Musharraf remanded over Benazir Bhutto case
- Published
A Pakistani court has ordered house arrest for ex-military ruler Pervez Musharraf in connection with the death of opposition leader Benazir Bhutto.
He was arrested late on Thursday over the long-standing accusation of failing to provide enough security for Ms Bhutto after she returned from exile.
Her assassination at an election rally in Rawalpindi that year was blamed by his government on the Taliban.
Under the terms of the order he will be held under house arrest for three days.
Mr Musharraf is already under house arrest at his home in Islamabad on charges connected to the dismissal of judges when he imposed emergency rule in November 2007. That remand order is set to expire in early May.
Reports say he will serve the three-day remand order connected to the Bhutto case concurrently.
He has dismissed all the cases against him as politically motivated.
The former military ruler returned to Pakistan from self-imposed exile in the hope that he could lead his party into elections next month, but he has been disqualified from standing in the polls.

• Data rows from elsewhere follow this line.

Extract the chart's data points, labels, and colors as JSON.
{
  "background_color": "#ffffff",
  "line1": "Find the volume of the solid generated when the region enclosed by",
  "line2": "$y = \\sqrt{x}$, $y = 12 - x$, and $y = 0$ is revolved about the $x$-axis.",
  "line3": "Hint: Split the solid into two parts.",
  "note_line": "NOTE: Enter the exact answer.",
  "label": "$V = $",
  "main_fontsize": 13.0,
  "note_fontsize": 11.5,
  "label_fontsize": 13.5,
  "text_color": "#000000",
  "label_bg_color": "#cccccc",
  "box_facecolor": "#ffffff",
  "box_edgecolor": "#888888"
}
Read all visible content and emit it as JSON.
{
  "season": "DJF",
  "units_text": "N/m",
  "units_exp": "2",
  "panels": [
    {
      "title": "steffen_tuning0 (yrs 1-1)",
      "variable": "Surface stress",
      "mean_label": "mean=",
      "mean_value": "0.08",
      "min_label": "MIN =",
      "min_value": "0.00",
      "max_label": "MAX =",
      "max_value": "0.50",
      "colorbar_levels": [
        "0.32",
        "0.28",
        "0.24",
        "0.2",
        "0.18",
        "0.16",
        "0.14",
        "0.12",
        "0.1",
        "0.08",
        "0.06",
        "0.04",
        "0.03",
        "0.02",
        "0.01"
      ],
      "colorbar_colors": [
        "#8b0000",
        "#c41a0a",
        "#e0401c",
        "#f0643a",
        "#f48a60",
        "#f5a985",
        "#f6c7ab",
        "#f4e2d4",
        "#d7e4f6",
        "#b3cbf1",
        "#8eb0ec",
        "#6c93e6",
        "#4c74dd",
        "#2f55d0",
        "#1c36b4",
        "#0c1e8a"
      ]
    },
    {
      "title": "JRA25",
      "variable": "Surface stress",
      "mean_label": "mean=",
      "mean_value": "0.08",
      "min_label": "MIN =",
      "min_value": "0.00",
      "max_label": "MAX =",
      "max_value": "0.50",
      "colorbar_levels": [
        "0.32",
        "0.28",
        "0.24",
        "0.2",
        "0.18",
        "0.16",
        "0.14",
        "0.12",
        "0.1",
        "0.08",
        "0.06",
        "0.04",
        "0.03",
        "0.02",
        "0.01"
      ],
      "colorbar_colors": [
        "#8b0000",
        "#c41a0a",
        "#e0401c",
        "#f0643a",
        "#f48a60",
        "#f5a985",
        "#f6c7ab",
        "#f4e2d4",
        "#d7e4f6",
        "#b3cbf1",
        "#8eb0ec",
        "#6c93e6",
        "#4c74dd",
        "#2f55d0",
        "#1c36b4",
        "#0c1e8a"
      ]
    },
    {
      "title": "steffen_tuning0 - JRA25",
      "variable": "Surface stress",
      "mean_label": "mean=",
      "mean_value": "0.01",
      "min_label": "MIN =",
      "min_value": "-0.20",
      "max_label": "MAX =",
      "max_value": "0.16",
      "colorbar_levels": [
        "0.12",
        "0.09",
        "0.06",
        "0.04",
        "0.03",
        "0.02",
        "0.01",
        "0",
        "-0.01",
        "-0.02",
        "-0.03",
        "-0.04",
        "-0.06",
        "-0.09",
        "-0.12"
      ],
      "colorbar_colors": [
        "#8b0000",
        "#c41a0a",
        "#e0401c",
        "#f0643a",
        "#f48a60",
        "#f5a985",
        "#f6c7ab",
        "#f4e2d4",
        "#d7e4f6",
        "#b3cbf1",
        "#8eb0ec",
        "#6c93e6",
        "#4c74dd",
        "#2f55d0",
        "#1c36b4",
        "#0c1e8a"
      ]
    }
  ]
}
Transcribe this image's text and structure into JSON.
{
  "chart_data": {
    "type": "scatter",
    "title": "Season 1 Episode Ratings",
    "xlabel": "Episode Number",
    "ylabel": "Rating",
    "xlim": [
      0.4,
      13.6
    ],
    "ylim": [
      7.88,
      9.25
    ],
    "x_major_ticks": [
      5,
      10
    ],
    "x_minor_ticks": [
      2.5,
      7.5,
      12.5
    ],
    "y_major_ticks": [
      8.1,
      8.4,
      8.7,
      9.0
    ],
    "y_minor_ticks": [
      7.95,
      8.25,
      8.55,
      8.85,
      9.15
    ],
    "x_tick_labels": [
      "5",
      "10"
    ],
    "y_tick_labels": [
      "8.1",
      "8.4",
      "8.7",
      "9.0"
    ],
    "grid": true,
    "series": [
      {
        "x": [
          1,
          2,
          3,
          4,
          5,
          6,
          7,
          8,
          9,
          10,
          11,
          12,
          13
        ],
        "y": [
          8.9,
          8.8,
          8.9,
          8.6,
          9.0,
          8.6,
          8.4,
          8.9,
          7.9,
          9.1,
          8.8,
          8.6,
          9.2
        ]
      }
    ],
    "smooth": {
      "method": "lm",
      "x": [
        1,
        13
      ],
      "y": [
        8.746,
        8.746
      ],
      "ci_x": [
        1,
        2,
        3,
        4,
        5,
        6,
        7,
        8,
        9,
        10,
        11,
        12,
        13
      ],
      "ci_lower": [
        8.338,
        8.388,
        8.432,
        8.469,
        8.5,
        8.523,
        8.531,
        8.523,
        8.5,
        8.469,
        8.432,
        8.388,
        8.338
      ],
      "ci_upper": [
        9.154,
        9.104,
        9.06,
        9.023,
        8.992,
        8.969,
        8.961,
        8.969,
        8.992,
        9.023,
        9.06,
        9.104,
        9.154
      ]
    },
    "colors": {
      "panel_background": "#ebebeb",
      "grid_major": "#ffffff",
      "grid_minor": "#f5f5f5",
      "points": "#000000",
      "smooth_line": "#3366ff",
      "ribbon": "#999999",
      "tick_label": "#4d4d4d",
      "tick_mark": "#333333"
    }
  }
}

He seized power in a coup in 1999 and ruled the country for nine years before being ousted in polls and ultimately left the country to live in exile in Dubai and London.
The Pakistani Taliban have also vowed to assassinate the former president.
A 2010 UN report said Benazir Bhutto's death could have been prevented and said that Mr Musharraf's government failed to provide enough protection - at the time his aides dismissed the report as a "pack of lies".